SAE and TensorLens: The Age of Feature Interpretability

SAE and TensorLens: The Age of Feature Interpretability
In the previous two posts, we:
- Logit/Tuned Lens: Read the model's intermediate predictions
- Activation Patching: Traced which activations are causally responsible for the answer
But here we hit a fundamental problem:
What do the activations we observe and manipulate actually *mean*?
Each dimension of an activation vector corresponds to an individual neuron. But these neurons are polysemantic -- a single neuron fires for academic citations, English dialogue, HTTP requests, and Korean text simultaneously. Clean interpretation at the neuron level is impossible.

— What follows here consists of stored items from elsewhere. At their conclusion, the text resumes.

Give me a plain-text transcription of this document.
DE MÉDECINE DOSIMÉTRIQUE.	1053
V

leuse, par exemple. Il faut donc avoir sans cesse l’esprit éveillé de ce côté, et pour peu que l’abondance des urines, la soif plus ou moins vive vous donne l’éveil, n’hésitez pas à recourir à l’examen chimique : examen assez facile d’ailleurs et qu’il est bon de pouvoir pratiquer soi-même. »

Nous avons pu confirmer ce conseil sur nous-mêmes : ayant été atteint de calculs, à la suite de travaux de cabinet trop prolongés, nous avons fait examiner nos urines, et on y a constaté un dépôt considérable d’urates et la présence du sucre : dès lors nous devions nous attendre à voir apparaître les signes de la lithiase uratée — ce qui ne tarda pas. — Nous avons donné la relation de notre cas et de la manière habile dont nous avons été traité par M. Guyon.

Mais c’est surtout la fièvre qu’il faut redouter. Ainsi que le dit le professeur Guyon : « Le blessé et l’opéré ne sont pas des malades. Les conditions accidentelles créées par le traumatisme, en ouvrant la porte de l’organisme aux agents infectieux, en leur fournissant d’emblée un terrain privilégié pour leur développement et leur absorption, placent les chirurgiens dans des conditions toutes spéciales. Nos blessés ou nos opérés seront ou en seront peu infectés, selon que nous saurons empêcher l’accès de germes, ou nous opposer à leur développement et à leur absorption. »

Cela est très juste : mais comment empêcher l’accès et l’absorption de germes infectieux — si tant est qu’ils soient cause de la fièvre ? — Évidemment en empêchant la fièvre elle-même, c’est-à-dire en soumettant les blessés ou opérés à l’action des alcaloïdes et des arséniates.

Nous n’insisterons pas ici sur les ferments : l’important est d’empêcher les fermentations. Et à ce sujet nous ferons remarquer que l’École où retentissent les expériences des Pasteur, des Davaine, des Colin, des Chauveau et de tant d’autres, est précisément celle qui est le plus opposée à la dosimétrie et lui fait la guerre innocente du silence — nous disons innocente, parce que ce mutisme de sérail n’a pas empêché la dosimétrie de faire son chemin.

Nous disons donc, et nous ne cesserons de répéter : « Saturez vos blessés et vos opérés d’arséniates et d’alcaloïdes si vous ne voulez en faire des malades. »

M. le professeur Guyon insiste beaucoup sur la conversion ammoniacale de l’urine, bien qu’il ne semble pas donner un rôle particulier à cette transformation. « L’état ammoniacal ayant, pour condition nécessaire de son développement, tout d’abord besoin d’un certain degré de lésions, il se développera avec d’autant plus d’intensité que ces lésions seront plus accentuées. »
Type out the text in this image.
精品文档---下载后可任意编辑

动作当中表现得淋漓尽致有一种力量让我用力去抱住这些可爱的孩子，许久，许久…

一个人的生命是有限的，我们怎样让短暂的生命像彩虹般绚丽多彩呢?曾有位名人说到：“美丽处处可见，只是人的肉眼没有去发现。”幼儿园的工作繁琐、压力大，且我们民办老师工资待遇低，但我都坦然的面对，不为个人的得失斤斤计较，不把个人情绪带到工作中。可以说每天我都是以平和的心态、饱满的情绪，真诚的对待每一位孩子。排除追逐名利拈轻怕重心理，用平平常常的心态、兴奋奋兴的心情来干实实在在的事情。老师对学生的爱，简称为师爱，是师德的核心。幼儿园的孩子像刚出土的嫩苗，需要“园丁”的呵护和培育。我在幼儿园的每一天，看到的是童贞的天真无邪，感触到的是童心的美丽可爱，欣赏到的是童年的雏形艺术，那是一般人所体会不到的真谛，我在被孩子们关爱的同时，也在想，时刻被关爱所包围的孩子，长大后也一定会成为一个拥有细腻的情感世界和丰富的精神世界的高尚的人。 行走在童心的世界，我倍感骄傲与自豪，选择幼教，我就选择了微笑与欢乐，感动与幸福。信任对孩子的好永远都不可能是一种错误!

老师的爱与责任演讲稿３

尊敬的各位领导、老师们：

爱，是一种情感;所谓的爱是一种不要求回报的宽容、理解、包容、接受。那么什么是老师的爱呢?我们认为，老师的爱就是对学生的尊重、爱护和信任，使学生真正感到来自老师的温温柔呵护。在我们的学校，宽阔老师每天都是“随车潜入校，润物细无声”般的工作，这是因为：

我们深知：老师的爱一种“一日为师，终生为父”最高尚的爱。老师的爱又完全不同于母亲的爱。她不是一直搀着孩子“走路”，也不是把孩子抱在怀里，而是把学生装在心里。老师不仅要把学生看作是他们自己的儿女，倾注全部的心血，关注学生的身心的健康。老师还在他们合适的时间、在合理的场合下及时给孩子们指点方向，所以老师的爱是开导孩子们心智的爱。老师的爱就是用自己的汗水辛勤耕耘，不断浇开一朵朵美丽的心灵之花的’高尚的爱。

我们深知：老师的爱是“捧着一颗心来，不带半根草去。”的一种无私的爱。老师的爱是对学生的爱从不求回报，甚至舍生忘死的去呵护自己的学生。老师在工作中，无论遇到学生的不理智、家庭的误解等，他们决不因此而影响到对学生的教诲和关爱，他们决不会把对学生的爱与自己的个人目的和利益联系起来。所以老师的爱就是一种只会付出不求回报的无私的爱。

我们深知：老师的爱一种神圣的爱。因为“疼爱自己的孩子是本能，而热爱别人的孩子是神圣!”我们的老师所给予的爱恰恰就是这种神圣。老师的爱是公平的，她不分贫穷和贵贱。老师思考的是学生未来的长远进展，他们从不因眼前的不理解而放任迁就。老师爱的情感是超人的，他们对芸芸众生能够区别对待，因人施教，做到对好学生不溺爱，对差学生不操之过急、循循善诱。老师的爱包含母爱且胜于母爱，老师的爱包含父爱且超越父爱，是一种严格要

This post covers two modern approaches that address this problem:
- Sparse Autoencoder (SAE): Decompose dense activations into sparse, monosemantic features
- TensorLens: Unify the entire Transformer computation into a single high-order tensor
1. Superposition: Why Neurons Are Uninterpretable
The Problem: Polysemantic Neurons
If you observe a single MLP neuron in GPT-2, you see something like this:
- Neuron #4721: Activates for academic citation formats, English dialogue, and base64-encoded strings
- Neuron #1389: Activates simultaneously for mathematical symbols, Python code, and LaTeX expressions
Why does this happen? Is the model "poorly trained"?
No. This is an intentional (or at least inevitable) phenomenon called superposition.
Superposition: Representing More Concepts Than Dimensions
Anthropic's "Toy Models of Superposition" (Elhage et al., 2022) provided the mathematical foundation for this phenomenon.
The key insight:
In high-dimensional spaces, the number of nearly-orthogonal directions far exceeds the number of dimensions.
For example, in a 512-dimensional space:
- You can construct exactly 512 perfectly orthogonal vectors (the basis vectors)
- But you can construct *thousands* of vectors that are nearly orthogonal to each other (cosine similarity < 0.1)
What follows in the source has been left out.